I love being a New Yorker, but there are a few things that make it quite a rough task. It’s that feeling of never ever fully winning. That a job is never done unless it’s perfect. When we know deep down inside that perfect doesn’t really exist even though we want it to so dearly. At least with things in respect to ourselves. Why is it so hard for us to say out loud that we deserve a pat on the back? Or deserve a break? Even if it’s just for 5 minutes. Why do we beat ourselves up so hard about things? And why do we judge others just as hard or harder than we judge ourselves? To make us feel better about ourselves? It goes for so many aspects of our city centric lives. Our careers. Our dating lives. Those we bring into our social circles. And those we make sure to keep out. How we view ourselves in the mirror. How we overanalyze situations to the point that they crumble. How we compare ourselves to this person and that person and those people. These feelings, they can be fleeting, but they are a part of a cycle that repeats over and over again.
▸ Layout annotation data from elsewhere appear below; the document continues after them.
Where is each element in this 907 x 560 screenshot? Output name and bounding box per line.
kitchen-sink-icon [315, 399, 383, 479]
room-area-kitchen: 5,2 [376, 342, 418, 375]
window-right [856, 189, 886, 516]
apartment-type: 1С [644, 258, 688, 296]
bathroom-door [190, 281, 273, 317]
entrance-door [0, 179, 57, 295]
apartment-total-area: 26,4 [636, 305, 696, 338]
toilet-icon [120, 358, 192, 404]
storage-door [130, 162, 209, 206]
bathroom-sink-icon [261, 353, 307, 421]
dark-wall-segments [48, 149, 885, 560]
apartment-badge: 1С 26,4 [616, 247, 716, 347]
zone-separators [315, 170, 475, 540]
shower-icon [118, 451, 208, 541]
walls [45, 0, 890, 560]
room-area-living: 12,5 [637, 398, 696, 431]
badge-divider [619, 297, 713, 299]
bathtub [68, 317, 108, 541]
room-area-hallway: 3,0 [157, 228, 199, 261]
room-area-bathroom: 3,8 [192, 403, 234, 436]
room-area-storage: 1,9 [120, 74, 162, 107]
A strive for perfection that seems manageable but in reality is more than unreasonable a lot of the times. Add the subway at rush hour, highly egotistical people in our faces for 85% of the day, rent, the annoying dude at your subway stop that keeps purposefully breaking the subway card machine and making you an extra 10 minutes late every single time, transportation delays, loud tourists, overpriced fruit at the bodega, and a whole lot more things that go along with big city living. Well these things can keep us high strung, and in no mood to find peace with ourselves, nor anything around us. It’s not a healthy relationship.
How did I find a way to break the mold of the typical go, go, go, one track minded New Yorker that is endlessly looking for the next best thing?
Well, I stopped looking for the next best thing all the damn time. I made a commitment to slow things down by telling myself that is what I had to do to keep from getting jaded. I took notice when my stress levels went up, or when my mood was more aggressive or the world seemed much more near the end over the tiniest of things (all feelings that are so unnecessary), and it was these days that I tried to find new ways to take a few steps back as everyone and everything seemed to rush, rush, rush. I stopped comparing myself so much to other people (even though I catch myself sometimes still doing so, and I quickly snap myself out of that funk). I stopped being impatient (I even tried smiling when the people in front of me were too slow). Instead of swearing at the heat and crowdedness of the subway, I embraced the extra time I got to listen to my music and turned it up, up, up. I started to look at the sky more, and the details of the buildings, and the faces of interesting looking people. Soon, I felt like I began to enjoy things so much more and in a much better way. I always got my job done, but in this new way the process felt sweeter and more long-lived. Just because I live in NYC, doesn’t mean I always have to keep up at it’s pace. This decision was also what saved me my sanity. And in NYC, that is a lot to say. It was all baby steps, don’t get me wrong. And there are still days when I want to kick and punch something because this city gets me so annoyed sometimes, but I know I wouldn’t and couldn’t be anywhere else right now. And that’s because I’m doing the city on my own terms. It can be done. Just take a second, look around you and find the things you love and that inspire you to love. And then take a few more seconds, or minutes or hours contemplating these things. It’s the best way to make time slow down in this city, and it won’t drive you as mad, I promise. There are more gems than pieces of junk, although it seems the opposite a lot of times. But our minds can have a good way of turning things all around to the way we want them to be when we really need it. And thank goodness for that. If you ever find yourself falling into a rut, feeling low or just straight up fed up, you can also just imagine yourself running in a field of flowers. It’s a magical remedy.
For me, right now, the greatest feeling is one of content, but still with a calm and steady eagerness to grow and create. How about yours?